Last week, employees and patients of the Lana'i Community Health Center blessed a new 6,800-square-foot facility.
Previously, patients were crammed into a 1,500-square-foot space in a former plantation building. Those who needed higher-level services took ferries or a $200 plane ride to Maui or one of the more populated neighboring islands. Many of the island's women had to travel far to receive reproductive care.
But the new health center, which treats about half of the island's 3,200 residents, will accommodate an additional 600 to 800 patients every year. The new facility offers adult and pediatric dentistry, telemedicine, optical imaging and ultrasounds for pregnant women and patients with gastrointestinal disorders.
That's all partly due to a federal financing program that is fighting to remain permanently funded.

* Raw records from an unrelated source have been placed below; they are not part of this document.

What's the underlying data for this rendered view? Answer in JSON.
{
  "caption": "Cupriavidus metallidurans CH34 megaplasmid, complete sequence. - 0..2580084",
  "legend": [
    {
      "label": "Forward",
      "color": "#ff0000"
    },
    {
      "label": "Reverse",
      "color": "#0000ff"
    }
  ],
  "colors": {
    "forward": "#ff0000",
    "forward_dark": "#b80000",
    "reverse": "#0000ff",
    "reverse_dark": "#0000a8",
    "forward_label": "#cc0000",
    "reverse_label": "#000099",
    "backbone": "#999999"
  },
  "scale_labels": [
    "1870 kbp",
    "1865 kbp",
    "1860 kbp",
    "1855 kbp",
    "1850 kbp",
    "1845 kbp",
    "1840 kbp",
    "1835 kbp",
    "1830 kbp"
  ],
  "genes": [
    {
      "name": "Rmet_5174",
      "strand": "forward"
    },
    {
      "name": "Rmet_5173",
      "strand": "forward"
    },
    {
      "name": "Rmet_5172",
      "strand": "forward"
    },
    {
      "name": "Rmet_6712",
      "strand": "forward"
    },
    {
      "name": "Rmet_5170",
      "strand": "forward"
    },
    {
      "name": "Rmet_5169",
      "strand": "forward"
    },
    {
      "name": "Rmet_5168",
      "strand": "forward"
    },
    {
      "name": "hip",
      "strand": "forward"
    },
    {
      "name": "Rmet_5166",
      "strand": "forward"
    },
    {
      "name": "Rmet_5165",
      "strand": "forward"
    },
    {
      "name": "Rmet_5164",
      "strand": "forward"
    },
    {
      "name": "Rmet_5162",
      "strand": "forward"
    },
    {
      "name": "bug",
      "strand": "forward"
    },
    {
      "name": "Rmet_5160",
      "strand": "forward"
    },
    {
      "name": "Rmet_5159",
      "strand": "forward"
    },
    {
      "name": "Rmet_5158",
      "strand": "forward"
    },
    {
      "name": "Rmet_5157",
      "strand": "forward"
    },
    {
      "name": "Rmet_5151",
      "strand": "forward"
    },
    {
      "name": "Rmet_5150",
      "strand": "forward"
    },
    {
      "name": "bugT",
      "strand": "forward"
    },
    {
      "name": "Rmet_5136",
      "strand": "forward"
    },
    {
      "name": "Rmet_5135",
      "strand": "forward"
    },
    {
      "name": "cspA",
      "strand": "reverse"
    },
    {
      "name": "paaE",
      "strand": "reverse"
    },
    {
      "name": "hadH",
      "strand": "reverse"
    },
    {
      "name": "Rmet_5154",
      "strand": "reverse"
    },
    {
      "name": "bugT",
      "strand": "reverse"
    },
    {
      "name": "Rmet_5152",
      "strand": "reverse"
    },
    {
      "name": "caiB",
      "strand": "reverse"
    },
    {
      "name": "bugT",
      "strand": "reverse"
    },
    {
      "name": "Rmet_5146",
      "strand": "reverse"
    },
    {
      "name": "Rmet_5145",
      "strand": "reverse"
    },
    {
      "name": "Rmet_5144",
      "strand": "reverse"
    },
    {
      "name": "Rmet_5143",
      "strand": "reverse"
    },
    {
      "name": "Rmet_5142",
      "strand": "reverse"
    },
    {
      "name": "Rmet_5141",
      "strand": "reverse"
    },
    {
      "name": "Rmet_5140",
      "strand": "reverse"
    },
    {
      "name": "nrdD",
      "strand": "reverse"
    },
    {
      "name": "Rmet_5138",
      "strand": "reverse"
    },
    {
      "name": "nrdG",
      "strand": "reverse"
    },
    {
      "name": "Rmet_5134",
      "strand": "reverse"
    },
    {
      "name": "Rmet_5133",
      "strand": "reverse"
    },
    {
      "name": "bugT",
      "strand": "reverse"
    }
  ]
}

The New Markets Tax Credit program paid for about a third of the $8 million Lana'i Community Health Center. Advocates of the program, which provides tax credits to investors who fund economic development projects in rural and underserved areas, have been pushing to make it a permanent part of the federal budget as well as increase the allocation to $5 billion from the current $3.5 billion.
President Barack Obama's budget for fiscal 2017 once again supported expanding the program as well as moving to make it permanent.
Earlier this month, a coalition advocating for the program released a report noting that data from the U.S. Treasury Department shows the tax credit has generated over $75 billion in investments to low-income communities and led to more than 750,000 jobs since 2003.